According to a report by Reuters, Turkish authorities have ordered the detention of 192 military personnel in operations. One former brigadier general and 30 pilots were among 99 members of the air force facing possible charges in an investigation launched by Ankara prosecutors and spread across 20 other provinces, the prosecutor’s office said.
Following the detention warrants issued by Ankara Chief Prosecutor’s for 99 people, including an air commodore, two commanders and 30 former pilots from the Turkish Air Force Command, police detained at least 25 people.
It said the detainees were suspected of being in contact with the alleged members of the Gülen movement, and of communicating with it via periodic pay phone calls, a method alleged to be used by supporters of the movement.
In a separate series of operations, Turkish authorities ordered the detention of 93 personnel from the army, navy and coast guard, the state-run Anadolu news agency reported.

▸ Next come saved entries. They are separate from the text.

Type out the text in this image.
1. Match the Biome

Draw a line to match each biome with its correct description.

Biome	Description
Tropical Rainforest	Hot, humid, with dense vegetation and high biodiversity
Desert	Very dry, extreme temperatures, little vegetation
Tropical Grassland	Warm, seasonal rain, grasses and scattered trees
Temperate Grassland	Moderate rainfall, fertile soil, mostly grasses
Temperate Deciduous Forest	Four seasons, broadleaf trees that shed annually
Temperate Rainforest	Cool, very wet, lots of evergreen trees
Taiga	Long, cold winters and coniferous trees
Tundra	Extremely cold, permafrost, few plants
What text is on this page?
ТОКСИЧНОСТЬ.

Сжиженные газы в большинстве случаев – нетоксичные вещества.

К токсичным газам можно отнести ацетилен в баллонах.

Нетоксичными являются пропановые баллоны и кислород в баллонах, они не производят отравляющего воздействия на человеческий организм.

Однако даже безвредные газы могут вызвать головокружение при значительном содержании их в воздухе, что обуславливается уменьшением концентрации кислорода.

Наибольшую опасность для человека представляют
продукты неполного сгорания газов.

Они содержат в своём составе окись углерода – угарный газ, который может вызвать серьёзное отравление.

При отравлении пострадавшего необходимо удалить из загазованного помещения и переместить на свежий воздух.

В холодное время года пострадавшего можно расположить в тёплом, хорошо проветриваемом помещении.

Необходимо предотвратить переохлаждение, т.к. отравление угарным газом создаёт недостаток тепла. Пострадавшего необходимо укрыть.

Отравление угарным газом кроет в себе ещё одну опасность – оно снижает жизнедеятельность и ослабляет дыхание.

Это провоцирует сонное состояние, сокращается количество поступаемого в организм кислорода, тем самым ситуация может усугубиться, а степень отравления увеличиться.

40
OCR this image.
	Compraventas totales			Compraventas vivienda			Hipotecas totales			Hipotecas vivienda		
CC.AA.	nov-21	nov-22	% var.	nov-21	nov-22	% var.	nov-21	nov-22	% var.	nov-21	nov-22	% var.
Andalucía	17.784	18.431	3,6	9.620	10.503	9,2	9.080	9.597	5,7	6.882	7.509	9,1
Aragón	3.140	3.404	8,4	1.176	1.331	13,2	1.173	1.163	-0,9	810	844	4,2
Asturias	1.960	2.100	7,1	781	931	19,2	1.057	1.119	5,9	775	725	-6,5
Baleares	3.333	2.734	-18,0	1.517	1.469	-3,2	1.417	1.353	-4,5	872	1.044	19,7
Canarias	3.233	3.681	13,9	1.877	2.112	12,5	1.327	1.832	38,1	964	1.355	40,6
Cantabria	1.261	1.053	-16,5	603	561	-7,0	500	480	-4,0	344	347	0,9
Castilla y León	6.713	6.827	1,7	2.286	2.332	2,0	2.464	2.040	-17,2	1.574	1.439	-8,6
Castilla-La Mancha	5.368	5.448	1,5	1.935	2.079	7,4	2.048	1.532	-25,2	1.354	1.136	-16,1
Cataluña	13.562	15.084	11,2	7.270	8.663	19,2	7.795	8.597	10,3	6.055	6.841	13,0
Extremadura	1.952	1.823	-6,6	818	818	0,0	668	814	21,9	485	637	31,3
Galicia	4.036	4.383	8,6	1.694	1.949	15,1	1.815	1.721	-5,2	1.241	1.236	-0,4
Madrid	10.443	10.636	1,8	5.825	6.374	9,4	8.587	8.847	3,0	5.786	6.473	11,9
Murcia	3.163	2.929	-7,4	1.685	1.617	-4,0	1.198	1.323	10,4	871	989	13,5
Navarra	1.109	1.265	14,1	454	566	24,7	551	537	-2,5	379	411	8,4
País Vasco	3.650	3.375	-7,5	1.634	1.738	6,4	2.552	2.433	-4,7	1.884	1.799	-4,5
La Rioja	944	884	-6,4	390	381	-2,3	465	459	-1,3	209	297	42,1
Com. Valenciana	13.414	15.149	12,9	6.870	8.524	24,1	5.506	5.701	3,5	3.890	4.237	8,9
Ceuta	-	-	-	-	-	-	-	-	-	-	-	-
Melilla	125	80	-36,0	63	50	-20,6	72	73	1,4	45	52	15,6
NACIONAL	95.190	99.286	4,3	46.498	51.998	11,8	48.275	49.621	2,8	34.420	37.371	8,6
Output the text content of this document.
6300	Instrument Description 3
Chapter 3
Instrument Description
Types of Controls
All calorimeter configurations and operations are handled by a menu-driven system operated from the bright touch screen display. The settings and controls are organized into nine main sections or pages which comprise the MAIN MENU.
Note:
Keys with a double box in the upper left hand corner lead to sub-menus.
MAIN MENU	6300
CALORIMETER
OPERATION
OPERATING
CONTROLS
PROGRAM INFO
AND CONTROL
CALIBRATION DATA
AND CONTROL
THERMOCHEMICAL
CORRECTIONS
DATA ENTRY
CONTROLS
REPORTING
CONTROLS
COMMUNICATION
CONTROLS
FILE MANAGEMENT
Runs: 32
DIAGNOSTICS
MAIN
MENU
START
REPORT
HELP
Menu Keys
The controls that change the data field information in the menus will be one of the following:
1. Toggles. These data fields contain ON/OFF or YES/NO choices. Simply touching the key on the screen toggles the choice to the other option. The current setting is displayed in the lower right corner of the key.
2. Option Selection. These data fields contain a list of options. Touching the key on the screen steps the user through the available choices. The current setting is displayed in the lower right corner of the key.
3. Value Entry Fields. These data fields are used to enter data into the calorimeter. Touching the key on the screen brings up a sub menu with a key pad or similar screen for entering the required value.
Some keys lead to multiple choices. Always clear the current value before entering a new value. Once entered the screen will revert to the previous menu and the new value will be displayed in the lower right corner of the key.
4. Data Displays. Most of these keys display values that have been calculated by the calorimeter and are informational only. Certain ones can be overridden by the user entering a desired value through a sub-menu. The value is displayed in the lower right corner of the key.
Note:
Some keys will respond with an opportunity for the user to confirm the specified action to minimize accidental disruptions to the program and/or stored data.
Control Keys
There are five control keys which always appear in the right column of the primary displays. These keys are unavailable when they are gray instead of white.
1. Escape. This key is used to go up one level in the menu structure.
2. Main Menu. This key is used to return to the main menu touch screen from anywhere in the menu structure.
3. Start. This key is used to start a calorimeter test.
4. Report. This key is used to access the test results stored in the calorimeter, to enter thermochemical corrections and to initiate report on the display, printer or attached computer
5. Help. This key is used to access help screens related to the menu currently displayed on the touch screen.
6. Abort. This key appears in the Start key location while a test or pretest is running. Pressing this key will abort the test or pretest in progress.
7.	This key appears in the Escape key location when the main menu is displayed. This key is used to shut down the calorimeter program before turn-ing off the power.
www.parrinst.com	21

Authorities have regularly conducted such sweeps against alleged supporters of Gülen movement since the controversial coup attempt in July 15, 2016.
Separately, security units began operations to arrest 22 on-duty military officers across 13 provinces as part of an investigation launched in the northwestern Balıkesir province. In the operations, eight people have been detained by police.
As part of another operation to detain 71 military personnel across 16 provinces as part of a probe instigated in the Kocaeli province, a lieutenant and two technical sergeants, were detained in the southwestern province of Muğla.
Also, in the Black Sea province of Samsun, nine people were detained over allegedly using the ByLock mobile phone messaging application.
Later on Wednesday, the Chief Prosecutor’s Office in northeastern Bayburt province issued a detention warrant on Wednesday for 12 people, including on-duty soldiers as well as dismissed and retired military officers over their alleged links to the Gülen movement. In the Bayburt-based operations that were held across 12 provinces, 10 out of the 12 people, were detained.
On Tuesday Turkish authorities ordered the detention of 132 people in nationwide operations.
Turkey survived a controversial military coup attempt on July 15, 2016 that killed 249 people. Immediately after the putsch, the Justice and Development Party (AKP) government along with President Recep Tayyip Erdoğan pinned the blame on the Gülen movement.
Fethullah Gülen, who inspired the movement, strongly denied having any role in the failed coup and called for an international investigation into it, but President Erdoğan — calling the coup attempt “a gift from God” — and the government initiated a widespread purge aimed at cleansing sympathizers of the movement from within state institutions, dehumanizing its popular figures and putting them in custody.
Turkey has suspended or dismissed more than 150,000 judges, teachers, police and civil servants since July 15. On December 13, 2017 the Justice Ministry announced that 169,013 people have been the subject of legal proceedings on coup charges since the failed coup.
Turkish Interior Minister Süleyman Soylu announced on April 18, 2018 that the Turkish government had jailed 77,081 people between July 15, 2016 and April 11, 2018 over alleged links to the Gülen movement.